The first step is to put yourself in the shoes of your friend. This is imperative to avoid mere application of one's own standards and theses to others.  Believe it or not, even friends don't necessarily think the same way!  At the very least, friends likely do not experience the world in the same way.  The very fact that people of such radical differences can become friends is itself proof that they are wildly divergent in every respect. It is well to recall that the pain which a friend feels is probably very different from what you sense for the simple reason that the life experience of each is unique. It is no weakness that you are unable to identify with circumstances you've never had to endure; but remember that, knowing that fact, the repercussions will vary accordingly.
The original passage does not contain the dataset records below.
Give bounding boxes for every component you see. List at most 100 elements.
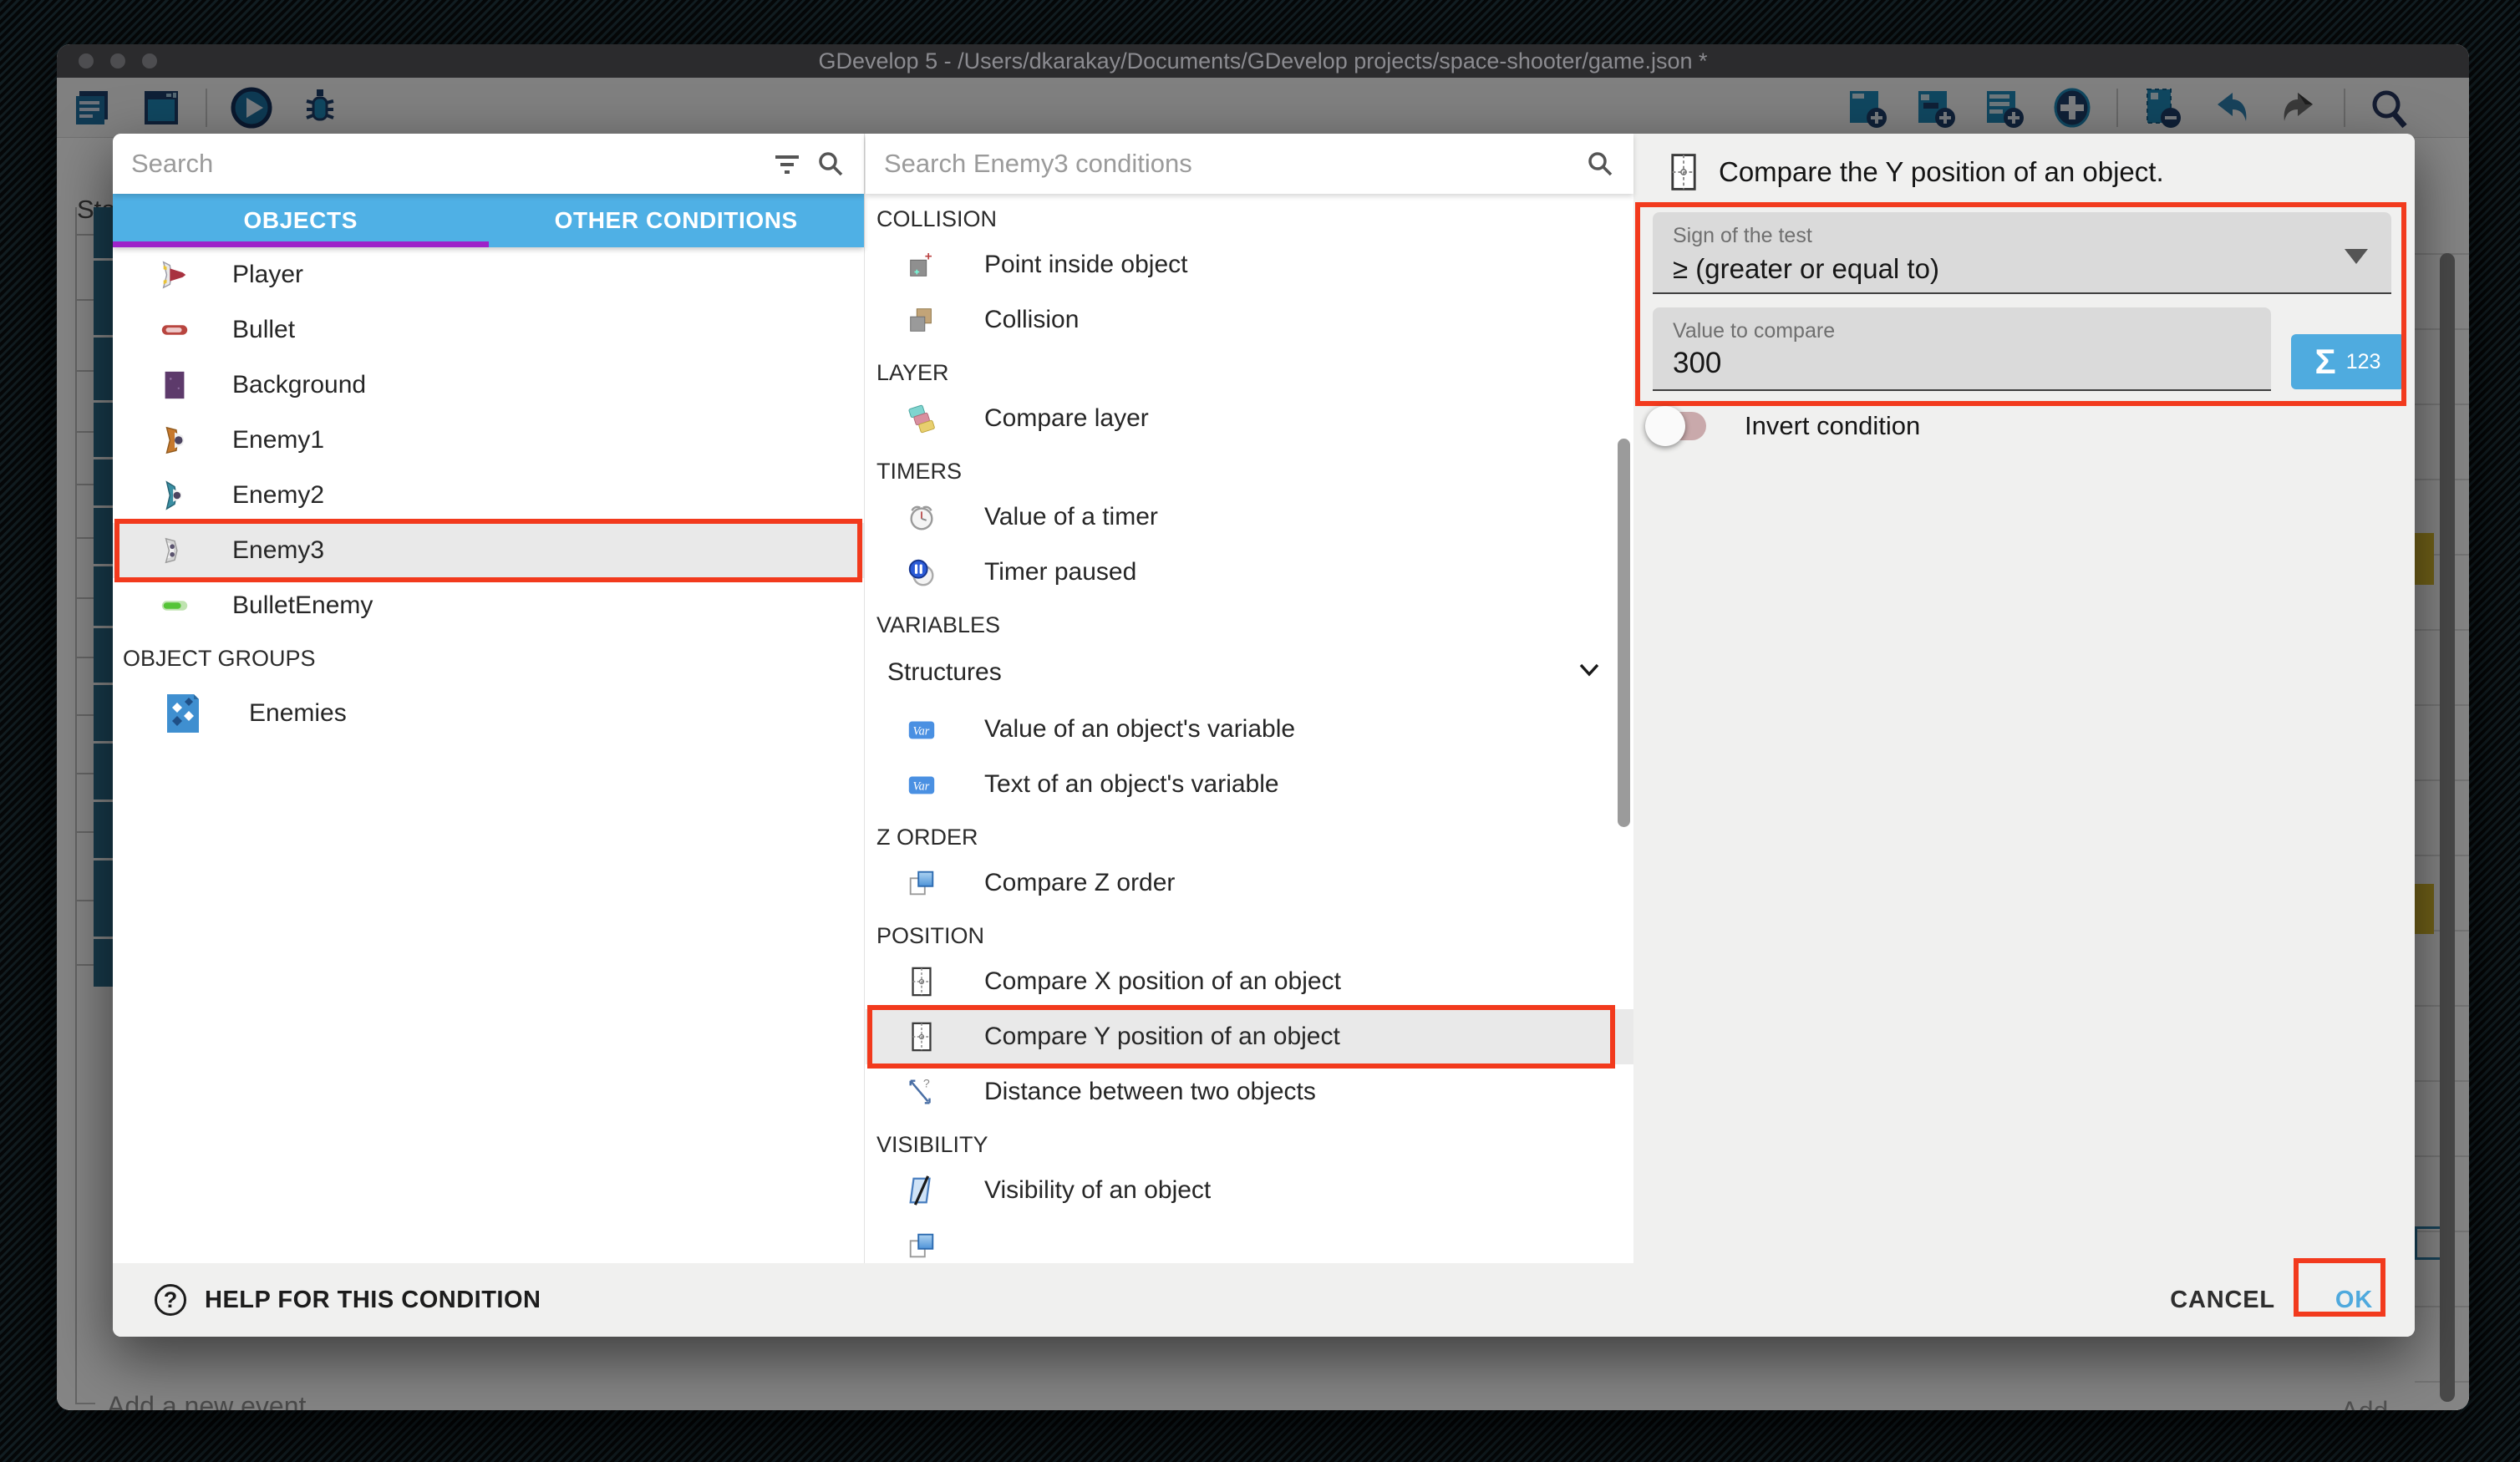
ok-button[interactable]: OK <box>2317 1273 2391 1327</box>
toggle-thumb[interactable] <box>1645 406 1685 446</box>
timer-icon <box>906 501 937 533</box>
close-window-button <box>79 53 94 69</box>
condition-item-point-inside-object[interactable]: +Point inside object <box>866 237 1633 292</box>
enemies-group-icon <box>159 689 207 738</box>
value-to-compare-field[interactable]: Value to compare <box>1653 307 2271 391</box>
dialog-footer: ? HELP FOR THIS CONDITION CANCEL OK <box>113 1263 2415 1337</box>
condition-item-label: Distance between two objects <box>984 1078 1316 1106</box>
tab-objects[interactable]: OBJECTS <box>113 194 489 247</box>
position-grid-icon <box>906 1021 937 1053</box>
condition-item-label: Compare Y position of an object <box>984 1023 1340 1051</box>
condition-item-visibility-of-an-object[interactable]: Visibility of an object <box>866 1163 1633 1218</box>
chevron-down-icon[interactable] <box>1575 655 1603 690</box>
variable-icon: Var <box>906 769 937 800</box>
condition-item-partial[interactable] <box>866 1218 1633 1263</box>
search-icon[interactable] <box>1585 149 1615 179</box>
value-to-compare-input[interactable] <box>1673 347 2208 380</box>
sign-of-test-label: Sign of the test <box>1673 224 2391 248</box>
object-item-label: Player <box>232 261 303 289</box>
cancel-button[interactable]: CANCEL <box>2152 1273 2294 1327</box>
object-group-item-enemies[interactable]: Enemies <box>113 677 864 750</box>
ok-label: OK <box>2335 1287 2373 1313</box>
condition-item-label: Timer paused <box>984 558 1136 586</box>
conditions-search-input[interactable] <box>884 149 1572 179</box>
background-icon <box>159 369 191 401</box>
svg-text:Var: Var <box>913 725 930 739</box>
section-header-collision: COLLISION <box>866 194 1633 237</box>
selector-tabs: OBJECTS OTHER CONDITIONS <box>113 194 864 247</box>
section-header-visibility: VISIBILITY <box>866 1119 1633 1163</box>
object-item-bullet[interactable]: Bullet <box>113 302 864 358</box>
search-icon[interactable] <box>815 149 846 179</box>
subgroup-structures[interactable]: Structures <box>866 643 1633 702</box>
point-inside-icon: + <box>906 249 937 281</box>
player-ship-icon <box>159 259 191 291</box>
object-item-label: Enemy3 <box>232 536 324 565</box>
object-item-enemy2[interactable]: Enemy2 <box>113 468 864 523</box>
invert-condition-row: Invert condition <box>1653 411 1920 441</box>
condition-item-compare-layer[interactable]: Compare layer <box>866 391 1633 446</box>
object-item-label: Enemy2 <box>232 481 324 510</box>
condition-item-label: Compare Z order <box>984 869 1175 897</box>
condition-parameters-panel: Compare the Y position of an object. Sig… <box>1633 134 2415 1263</box>
section-header-z-order: Z ORDER <box>866 812 1633 855</box>
help-label: HELP FOR THIS CONDITION <box>205 1287 541 1314</box>
condition-item-value-of-an-object-s-variable[interactable]: Var Value of an object's variable <box>866 702 1633 757</box>
z-order-icon <box>906 867 937 899</box>
collision-icon <box>906 304 937 336</box>
object-item-enemy3[interactable]: Enemy3 <box>113 523 864 578</box>
object-item-enemy1[interactable]: Enemy1 <box>113 413 864 468</box>
condition-item-label: Compare layer <box>984 404 1149 433</box>
condition-item-label: Value of an object's variable <box>984 715 1295 744</box>
condition-item-compare-z-order[interactable]: Compare Z order <box>866 855 1633 911</box>
tab-other-conditions[interactable]: OTHER CONDITIONS <box>489 194 865 247</box>
bullet-enemy-icon <box>159 590 191 622</box>
invert-condition-toggle[interactable] <box>1653 412 1706 440</box>
condition-editor-dialog: OBJECTS OTHER CONDITIONS Player Bullet Bac… <box>113 134 2415 1337</box>
enemy1-ship-icon <box>159 424 191 456</box>
minimize-window-button <box>110 53 125 69</box>
instructions-selector-panel: OBJECTS OTHER CONDITIONS Player Bullet Bac… <box>113 134 865 1263</box>
filter-icon[interactable] <box>772 149 802 179</box>
condition-item-distance-between-two-objects[interactable]: ?Distance between two objects <box>866 1064 1633 1119</box>
help-question-icon: ? <box>155 1284 186 1316</box>
annotation-box-enemy3 <box>114 519 862 582</box>
zoom-window-button <box>142 53 157 69</box>
conditions-list: COLLISION+Point inside objectCollisionLA… <box>866 194 1633 1263</box>
sigma-icon: Σ <box>2315 342 2336 382</box>
bullet-icon <box>159 314 191 346</box>
object-item-bulletenemy[interactable]: BulletEnemy <box>113 578 864 633</box>
condition-item-compare-x-position-of-an-object[interactable]: Compare X position of an object <box>866 954 1633 1009</box>
titlebar: GDevelop 5 - /Users/dkarakay/Documents/G… <box>57 44 2469 78</box>
object-groups-header: OBJECT GROUPS <box>113 633 864 677</box>
object-item-label: BulletEnemy <box>232 591 373 620</box>
condition-item-compare-y-position-of-an-object[interactable]: Compare Y position of an object <box>866 1009 1633 1064</box>
position-grid-icon <box>906 966 937 998</box>
condition-item-value-of-a-timer[interactable]: Value of a timer <box>866 490 1633 545</box>
expression-editor-button[interactable]: Σ 123 <box>2291 334 2405 389</box>
value-to-compare-label: Value to compare <box>1673 319 2271 343</box>
condition-item-collision[interactable]: Collision <box>866 292 1633 348</box>
timer-paused-icon <box>906 556 937 588</box>
condition-item-timer-paused[interactable]: Timer paused <box>866 545 1633 600</box>
visibility-icon <box>906 1175 937 1206</box>
conditions-scrollbar-thumb[interactable] <box>1618 439 1630 827</box>
objects-search-input[interactable] <box>131 149 759 179</box>
subgroup-label: Structures <box>887 658 1002 687</box>
condition-item-label: Collision <box>984 306 1079 334</box>
object-item-player[interactable]: Player <box>113 247 864 302</box>
object-item-label: Background <box>232 371 366 399</box>
enemy2-ship-icon <box>159 480 191 511</box>
objects-search-row <box>113 134 864 194</box>
condition-item-label: Compare X position of an object <box>984 967 1341 996</box>
section-header-position: POSITION <box>866 911 1633 954</box>
help-button[interactable]: ? HELP FOR THIS CONDITION <box>155 1284 541 1316</box>
condition-item-label: Text of an object's variable <box>984 770 1279 799</box>
conditions-list-panel: COLLISION+Point inside objectCollisionLA… <box>866 134 1633 1263</box>
condition-item-text-of-an-object-s-variable[interactable]: Var Text of an object's variable <box>866 757 1633 812</box>
sign-of-test-select[interactable]: Sign of the test ≥ (greater or equal to) <box>1653 212 2391 294</box>
sign-of-test-value: ≥ (greater or equal to) <box>1673 253 2391 285</box>
object-group-label: Enemies <box>249 699 347 728</box>
conditions-search-row <box>866 134 1633 194</box>
object-item-background[interactable]: Background <box>113 358 864 413</box>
It is currently unfashionable to encourage anyone to remain within a strained situation.  This however is not the same as encouraging people to overcome their conflict.  Preserving the status quo is not the same as fostering an appreciation of what brought two people together in the first place. Differences frequently arise for reasons which have nothing whatever to do with their first impressions.  The true flavour of a conflict is often founded upon something quite different than we originally imagined. It is unfortunately common for each of us to make inductive leaps; and those conclusions are as regularly driven by misdirected premises.

It may perhaps help to begin by asking "What is the question?" rather than "What is the answer?"  Skilfully to frame your question is half-way towards insuring the true answer. This might sound to be a trite literary device but it is not.  If nothing else, it forces one to align the philosophic investigation in the correct order.  It is always seductive to reach a decision without the preliminary exploration. Taking the time to observe this etiquette further contributes to the longevity of the friendship. And that is the bottom line: friendship is to be nurtured and cherished.  Make no mistake it is far easier to abandon a friendship than to create or preserve it.  Friendship is a precious gem of life to be guarded with care and attention. The value of friendship is the passport to recognition of its continuing importance in spite of all obstacles. If you resist the urge to couch the answer in terms of personal abrasion, you might well be astounded to discover that the question had nothing to do with you. What perturbs a friend is often as insular as the qualities of goodness which you initially perceived in that person; and neither of them is a reflection upon you.